Notebooks: part 3, places to use .IPYNB files, even without Jupyter

29 Sep 2020

In part one I covered installing a version of Python with the Jupyter server and adding extra Kernels – in particular .NET Interactive for PowerShell support. After a quick exchange with some friends on twitter it seems I could have explained something better in part two about the different ways .NET Interactive works with Azure Data Studio and Visual Studio Code, which is what I’m going to try to cover first.

The Jupyter server can work in two different ways. My set-up of default_anaconda_installation + .net Interactive from part 1 gives the ability to run a Jupyter server and access it through a web browser to work with notebooks stored as .ipynb files.

If Azure Data Studio (or the Python extension in VS Code) is told to open a .ipynb file it starts Python to run exactly the same web server, specifying the port and access token it should use and then it makes API-calls to use the server without a web front end. You can see this in Azure Data Studio below, and the link at the bottom will open in a browser allowing two instances of a kernel on one web server to see the same set of files. Because each client is using its own Kernel there is no interaction between code in one and code in the other.

The Jupyter server run from Azure data Studio

Getting the Process object for the current PowerShell process with
Get-process -id $pid and then checking its parent process, than that process’s parent and so on shows that
[Azuredatastudio] -runs- [cmd] -to launch- [python] -which runs Jupyter and starts a kernel- [dotnet] -which hosts- [dotnet-interactive] which has PowerShell built in.

So Azure Data Studio does its own rendering but uses the Python Jupyter bits for everything else. The Jupyter Kernel for Windows PowerShell comes with Azure Data Studio, but Data Studio can use any Kernel known to Jupyter, so if you install .NET Interactive Kernels they will be usuable in Data Studio - they’re just a different installation.

I said in part 2 that the .NET interactive extension for VS code uses its own installation – when Python launches the kernel it runs
<home>\.dotnet\tools\dotnet-interactive.exe Jupyter <parameters>.
Things are different in VS code.
[Code] -runs- [dotnet tool run <parameters>] -which runs- [dotnet <home>\.nuget\…\ Microsoft.DotNet.Interactive.App.dll <parameters>]
No Python, no Jupyter web server, it goes directly to the Kernel, loading files from the .nuget directory instead of from the .net one.

I also referred to the difference between Jupyter-generated output and output from the DotNet-Interactive Extension for VS code (I’m tempted to start abbreviating that to DNIE pronounced like “deny”).

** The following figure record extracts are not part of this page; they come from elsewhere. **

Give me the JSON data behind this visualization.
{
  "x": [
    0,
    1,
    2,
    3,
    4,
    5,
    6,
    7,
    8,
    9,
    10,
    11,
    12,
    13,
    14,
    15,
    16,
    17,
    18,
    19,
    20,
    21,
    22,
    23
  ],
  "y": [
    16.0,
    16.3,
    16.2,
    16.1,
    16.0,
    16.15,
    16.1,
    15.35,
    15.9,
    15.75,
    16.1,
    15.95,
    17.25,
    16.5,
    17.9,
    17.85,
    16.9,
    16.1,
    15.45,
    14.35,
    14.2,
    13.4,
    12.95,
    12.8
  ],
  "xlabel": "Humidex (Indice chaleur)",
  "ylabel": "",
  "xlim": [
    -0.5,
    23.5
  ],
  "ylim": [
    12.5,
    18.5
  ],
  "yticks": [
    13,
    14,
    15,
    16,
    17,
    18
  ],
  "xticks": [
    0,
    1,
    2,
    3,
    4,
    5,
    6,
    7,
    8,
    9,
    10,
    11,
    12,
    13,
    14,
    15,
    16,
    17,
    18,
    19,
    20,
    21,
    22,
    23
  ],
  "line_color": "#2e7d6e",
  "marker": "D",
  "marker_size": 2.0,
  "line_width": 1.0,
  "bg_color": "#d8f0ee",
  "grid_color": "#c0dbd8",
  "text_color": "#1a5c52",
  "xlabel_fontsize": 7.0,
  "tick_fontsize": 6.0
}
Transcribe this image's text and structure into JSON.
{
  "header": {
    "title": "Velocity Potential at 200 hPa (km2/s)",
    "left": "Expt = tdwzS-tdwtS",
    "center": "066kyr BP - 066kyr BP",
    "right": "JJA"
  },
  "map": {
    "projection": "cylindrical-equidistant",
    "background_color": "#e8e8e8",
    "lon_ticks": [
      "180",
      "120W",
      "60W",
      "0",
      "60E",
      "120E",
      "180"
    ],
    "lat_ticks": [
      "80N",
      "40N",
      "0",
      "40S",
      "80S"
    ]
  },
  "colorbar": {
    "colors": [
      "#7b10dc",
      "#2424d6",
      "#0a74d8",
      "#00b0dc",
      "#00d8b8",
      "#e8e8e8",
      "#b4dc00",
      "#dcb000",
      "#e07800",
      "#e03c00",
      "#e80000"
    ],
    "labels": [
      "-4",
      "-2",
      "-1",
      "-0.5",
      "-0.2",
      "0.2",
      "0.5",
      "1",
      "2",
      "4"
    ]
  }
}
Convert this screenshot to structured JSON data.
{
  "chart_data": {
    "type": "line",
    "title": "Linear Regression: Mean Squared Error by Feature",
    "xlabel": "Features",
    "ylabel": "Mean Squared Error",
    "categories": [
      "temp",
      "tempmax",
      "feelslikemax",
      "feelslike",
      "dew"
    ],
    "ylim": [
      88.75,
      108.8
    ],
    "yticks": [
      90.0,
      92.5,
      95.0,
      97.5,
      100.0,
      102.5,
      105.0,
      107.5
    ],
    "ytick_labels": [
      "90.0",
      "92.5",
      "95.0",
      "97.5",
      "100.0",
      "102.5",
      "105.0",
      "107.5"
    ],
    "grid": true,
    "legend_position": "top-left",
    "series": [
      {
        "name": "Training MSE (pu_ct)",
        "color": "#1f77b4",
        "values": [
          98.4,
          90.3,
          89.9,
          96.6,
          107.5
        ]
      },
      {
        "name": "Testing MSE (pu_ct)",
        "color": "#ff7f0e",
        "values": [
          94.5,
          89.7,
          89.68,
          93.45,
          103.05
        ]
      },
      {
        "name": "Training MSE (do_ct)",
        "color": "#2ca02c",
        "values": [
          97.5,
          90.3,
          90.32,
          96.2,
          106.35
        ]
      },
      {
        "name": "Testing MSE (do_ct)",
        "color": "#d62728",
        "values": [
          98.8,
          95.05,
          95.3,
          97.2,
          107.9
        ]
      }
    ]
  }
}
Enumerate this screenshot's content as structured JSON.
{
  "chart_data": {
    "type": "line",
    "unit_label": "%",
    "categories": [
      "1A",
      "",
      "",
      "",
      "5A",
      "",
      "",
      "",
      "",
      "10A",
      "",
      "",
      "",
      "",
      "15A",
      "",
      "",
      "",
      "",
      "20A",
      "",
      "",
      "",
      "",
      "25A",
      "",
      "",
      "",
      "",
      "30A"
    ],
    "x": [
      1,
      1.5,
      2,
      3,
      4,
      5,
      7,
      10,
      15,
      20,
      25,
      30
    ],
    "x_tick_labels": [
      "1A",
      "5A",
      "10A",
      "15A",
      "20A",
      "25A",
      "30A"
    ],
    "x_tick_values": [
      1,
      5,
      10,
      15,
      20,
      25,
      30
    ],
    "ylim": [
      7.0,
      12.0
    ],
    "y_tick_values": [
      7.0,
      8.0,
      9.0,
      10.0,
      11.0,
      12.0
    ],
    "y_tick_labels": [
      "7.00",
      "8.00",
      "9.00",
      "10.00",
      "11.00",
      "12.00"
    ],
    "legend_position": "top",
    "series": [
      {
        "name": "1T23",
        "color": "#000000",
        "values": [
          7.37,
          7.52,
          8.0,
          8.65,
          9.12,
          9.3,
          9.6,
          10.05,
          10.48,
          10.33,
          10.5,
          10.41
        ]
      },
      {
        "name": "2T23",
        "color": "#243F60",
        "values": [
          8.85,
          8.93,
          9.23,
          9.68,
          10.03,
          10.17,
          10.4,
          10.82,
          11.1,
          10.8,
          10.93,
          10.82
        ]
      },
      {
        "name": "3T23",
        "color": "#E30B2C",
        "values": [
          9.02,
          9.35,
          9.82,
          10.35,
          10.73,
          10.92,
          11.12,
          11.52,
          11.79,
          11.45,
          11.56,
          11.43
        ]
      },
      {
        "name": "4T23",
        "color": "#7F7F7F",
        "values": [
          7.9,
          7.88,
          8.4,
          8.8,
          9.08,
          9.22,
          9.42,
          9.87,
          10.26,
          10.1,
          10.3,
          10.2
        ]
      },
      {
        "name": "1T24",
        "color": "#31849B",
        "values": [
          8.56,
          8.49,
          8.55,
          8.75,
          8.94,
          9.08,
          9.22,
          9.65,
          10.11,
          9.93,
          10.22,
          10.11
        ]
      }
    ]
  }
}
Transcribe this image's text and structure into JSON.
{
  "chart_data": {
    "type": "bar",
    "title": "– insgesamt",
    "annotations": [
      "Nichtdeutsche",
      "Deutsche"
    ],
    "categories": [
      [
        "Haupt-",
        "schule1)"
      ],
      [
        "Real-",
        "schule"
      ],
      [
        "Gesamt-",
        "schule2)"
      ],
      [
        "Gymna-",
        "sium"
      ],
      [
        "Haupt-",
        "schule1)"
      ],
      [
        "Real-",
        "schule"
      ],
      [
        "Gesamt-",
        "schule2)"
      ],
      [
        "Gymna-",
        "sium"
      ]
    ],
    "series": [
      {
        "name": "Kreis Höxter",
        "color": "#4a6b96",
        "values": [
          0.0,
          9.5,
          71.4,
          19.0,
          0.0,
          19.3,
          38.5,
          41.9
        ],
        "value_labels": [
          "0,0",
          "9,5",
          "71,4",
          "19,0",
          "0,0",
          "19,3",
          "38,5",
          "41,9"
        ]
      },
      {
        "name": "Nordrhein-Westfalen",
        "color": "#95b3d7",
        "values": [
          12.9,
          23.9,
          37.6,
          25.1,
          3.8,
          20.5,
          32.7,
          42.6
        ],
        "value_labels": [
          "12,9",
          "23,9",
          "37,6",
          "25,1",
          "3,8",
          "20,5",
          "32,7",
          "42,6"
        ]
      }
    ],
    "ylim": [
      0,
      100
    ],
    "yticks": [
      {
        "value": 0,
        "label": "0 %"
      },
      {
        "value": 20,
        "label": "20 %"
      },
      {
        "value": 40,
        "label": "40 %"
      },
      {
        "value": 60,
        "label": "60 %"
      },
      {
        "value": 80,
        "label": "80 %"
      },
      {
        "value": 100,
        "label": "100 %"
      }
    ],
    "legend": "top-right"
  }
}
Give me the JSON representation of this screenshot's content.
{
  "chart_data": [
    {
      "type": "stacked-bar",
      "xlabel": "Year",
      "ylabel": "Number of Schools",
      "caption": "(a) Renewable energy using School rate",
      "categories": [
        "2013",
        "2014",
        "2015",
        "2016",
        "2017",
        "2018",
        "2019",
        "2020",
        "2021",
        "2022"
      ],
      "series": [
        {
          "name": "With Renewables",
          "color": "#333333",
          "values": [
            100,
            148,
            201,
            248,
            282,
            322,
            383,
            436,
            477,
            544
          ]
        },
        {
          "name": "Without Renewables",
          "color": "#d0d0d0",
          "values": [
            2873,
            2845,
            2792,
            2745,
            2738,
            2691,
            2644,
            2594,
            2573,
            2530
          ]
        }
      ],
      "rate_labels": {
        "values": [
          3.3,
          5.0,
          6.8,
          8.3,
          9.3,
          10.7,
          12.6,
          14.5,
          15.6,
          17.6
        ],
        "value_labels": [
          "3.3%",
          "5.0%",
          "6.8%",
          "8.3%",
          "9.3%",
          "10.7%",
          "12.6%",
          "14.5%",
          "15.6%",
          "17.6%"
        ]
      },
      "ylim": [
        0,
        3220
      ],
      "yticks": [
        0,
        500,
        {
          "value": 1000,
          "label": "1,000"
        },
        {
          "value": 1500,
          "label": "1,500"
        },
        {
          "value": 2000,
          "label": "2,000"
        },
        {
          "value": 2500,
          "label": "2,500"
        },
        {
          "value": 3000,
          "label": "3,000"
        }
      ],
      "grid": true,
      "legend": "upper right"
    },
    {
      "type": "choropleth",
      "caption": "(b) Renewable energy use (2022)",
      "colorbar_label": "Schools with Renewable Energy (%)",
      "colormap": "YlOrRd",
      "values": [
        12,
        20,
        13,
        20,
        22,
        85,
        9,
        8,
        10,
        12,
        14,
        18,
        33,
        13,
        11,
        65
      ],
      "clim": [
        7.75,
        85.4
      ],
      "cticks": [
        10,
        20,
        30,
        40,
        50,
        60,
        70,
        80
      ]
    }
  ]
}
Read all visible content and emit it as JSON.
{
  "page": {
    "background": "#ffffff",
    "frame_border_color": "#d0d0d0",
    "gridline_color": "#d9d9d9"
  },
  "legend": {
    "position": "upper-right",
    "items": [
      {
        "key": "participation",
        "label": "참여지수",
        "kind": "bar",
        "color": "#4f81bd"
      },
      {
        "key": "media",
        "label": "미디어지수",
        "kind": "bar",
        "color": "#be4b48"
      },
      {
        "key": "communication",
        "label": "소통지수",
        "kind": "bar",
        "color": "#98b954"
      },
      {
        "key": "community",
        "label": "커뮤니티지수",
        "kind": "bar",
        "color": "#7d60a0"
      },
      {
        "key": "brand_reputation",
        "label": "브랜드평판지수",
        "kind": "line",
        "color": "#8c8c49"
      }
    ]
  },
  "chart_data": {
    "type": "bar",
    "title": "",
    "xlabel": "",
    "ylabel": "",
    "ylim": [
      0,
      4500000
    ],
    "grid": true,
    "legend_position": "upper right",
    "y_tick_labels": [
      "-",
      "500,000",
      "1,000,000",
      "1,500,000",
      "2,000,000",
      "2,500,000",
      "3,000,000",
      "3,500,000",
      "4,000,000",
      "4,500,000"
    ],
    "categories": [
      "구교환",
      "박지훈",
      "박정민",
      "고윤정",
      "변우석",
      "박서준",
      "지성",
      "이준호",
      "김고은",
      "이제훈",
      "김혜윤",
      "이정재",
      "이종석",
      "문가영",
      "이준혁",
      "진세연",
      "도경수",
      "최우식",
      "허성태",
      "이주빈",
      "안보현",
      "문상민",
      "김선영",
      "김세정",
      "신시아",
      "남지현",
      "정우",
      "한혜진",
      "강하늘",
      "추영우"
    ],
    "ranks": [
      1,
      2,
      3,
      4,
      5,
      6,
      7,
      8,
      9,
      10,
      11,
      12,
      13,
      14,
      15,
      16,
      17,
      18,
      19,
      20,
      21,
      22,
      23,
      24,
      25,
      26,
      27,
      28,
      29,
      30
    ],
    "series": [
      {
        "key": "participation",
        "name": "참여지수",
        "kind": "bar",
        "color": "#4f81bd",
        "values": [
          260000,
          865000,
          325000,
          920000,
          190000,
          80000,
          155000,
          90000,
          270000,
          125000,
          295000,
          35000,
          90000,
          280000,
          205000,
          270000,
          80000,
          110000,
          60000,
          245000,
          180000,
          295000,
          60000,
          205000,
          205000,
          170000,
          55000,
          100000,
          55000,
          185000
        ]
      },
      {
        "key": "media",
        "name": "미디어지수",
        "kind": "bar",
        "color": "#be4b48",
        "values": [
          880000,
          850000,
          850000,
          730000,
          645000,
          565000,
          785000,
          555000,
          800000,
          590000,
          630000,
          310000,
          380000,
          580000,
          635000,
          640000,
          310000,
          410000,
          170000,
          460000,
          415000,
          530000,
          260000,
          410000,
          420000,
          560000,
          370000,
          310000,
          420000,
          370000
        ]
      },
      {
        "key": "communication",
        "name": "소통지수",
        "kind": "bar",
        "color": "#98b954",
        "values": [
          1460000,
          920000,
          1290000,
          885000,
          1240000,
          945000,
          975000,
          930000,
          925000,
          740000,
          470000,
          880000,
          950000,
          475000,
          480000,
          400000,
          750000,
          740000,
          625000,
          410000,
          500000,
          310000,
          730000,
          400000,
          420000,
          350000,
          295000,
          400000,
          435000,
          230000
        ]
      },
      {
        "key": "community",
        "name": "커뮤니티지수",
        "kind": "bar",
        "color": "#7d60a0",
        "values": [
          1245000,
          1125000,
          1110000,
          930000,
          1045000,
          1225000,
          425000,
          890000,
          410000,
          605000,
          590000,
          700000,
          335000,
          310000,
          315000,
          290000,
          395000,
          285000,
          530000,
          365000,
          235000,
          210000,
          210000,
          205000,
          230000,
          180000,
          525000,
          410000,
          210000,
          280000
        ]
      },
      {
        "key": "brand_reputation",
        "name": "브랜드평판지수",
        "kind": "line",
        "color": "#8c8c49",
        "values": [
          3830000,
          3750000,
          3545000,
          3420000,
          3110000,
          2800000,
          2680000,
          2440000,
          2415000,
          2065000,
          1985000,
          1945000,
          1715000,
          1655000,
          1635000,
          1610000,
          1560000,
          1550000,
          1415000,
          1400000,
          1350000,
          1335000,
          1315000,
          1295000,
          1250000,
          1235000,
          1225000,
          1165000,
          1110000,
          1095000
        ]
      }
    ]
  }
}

Jupyter creates JSON inside the ipnyb file like this:

"outputs": [
    {
        "output_type": "stream",
        "name": "stdout",
        "text": [  
            "Line 1",  
            "Line 2",  
            "Line 3"  
        ]
    }
]

It’s also valid to have "text": "A long string with \n for newlines"

At the moment the extension for vs code writes like this:

"outputs": [
    {
        "output_type": "execute_result",
        "data": { "text/plain": "Line 1" }
    },
    { 
        "output_type": "execute_result",
        "data": { "text/plain": "Line 2" }
    }
]

Both forms seem to be read everywhere but often the Jupyter format reads more nicely. I would stress at the moment, because, to repeat what I said in part 2, this is a preview and things can change.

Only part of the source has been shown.